50. Pow(x,n)

Implement pow(x, n), which calculates x raised to the power n (i.e., \(x^n\)).

Example 1:

Input: x = 2.00000, n = 10
Output: 1024.00000

Example 2:

Input: x = 2.10000, n = 3
Output: 9.26100

Example 3:

Input: x = 2.00000, n = -2
Output: 0.25000

Explanation: 2\(^{-2}\) = 1/2\(^{2}\) = 1/4 = 0.25

Solution:

class Solution(object):
    def myPow(self, x, n):
        """
        :type x: float
        :type n: int
        :rtype: float
        """
        if n == 0:
            return 1.0
        if n < 0:
            x = 1 / x
            n = -n
        result = 1
        while n > 0:
            if n % 2 == 1:
                result *= x
            x *= x
            n //= 2
        return result

Time Complexity:

The time complexity of this function is O(log n), where n is the exponent n.
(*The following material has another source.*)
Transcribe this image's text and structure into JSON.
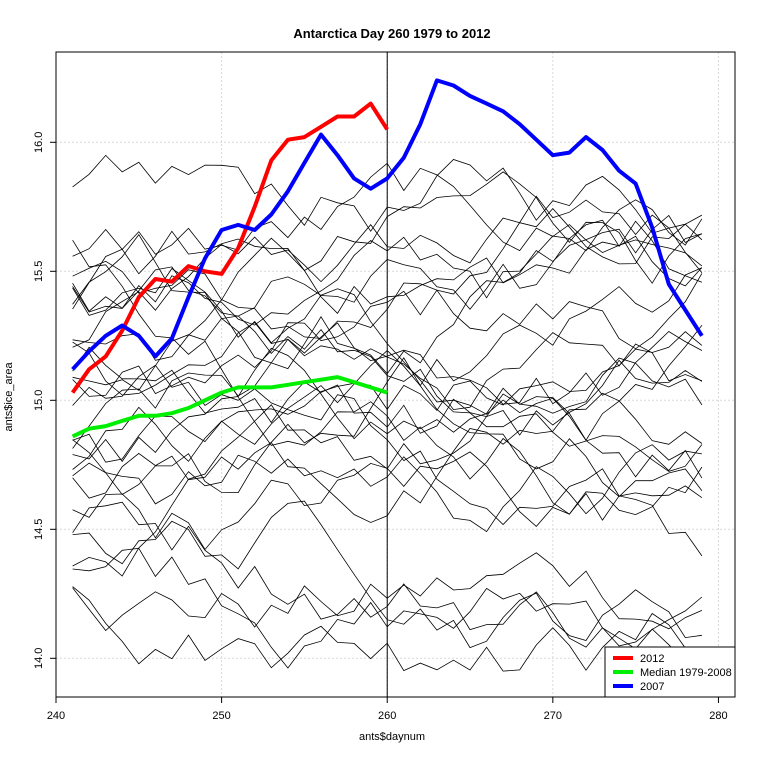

This is because the algorithm divides the exponent by 2 at each iteration of the while loop until it reaches 0, which takes log(n) iterations. Each iteration takes constant time.

Space Complexity:

The space complexity of this function is O(1) because the function only uses a constant amount of extra space to store variables regardless of the size of the input.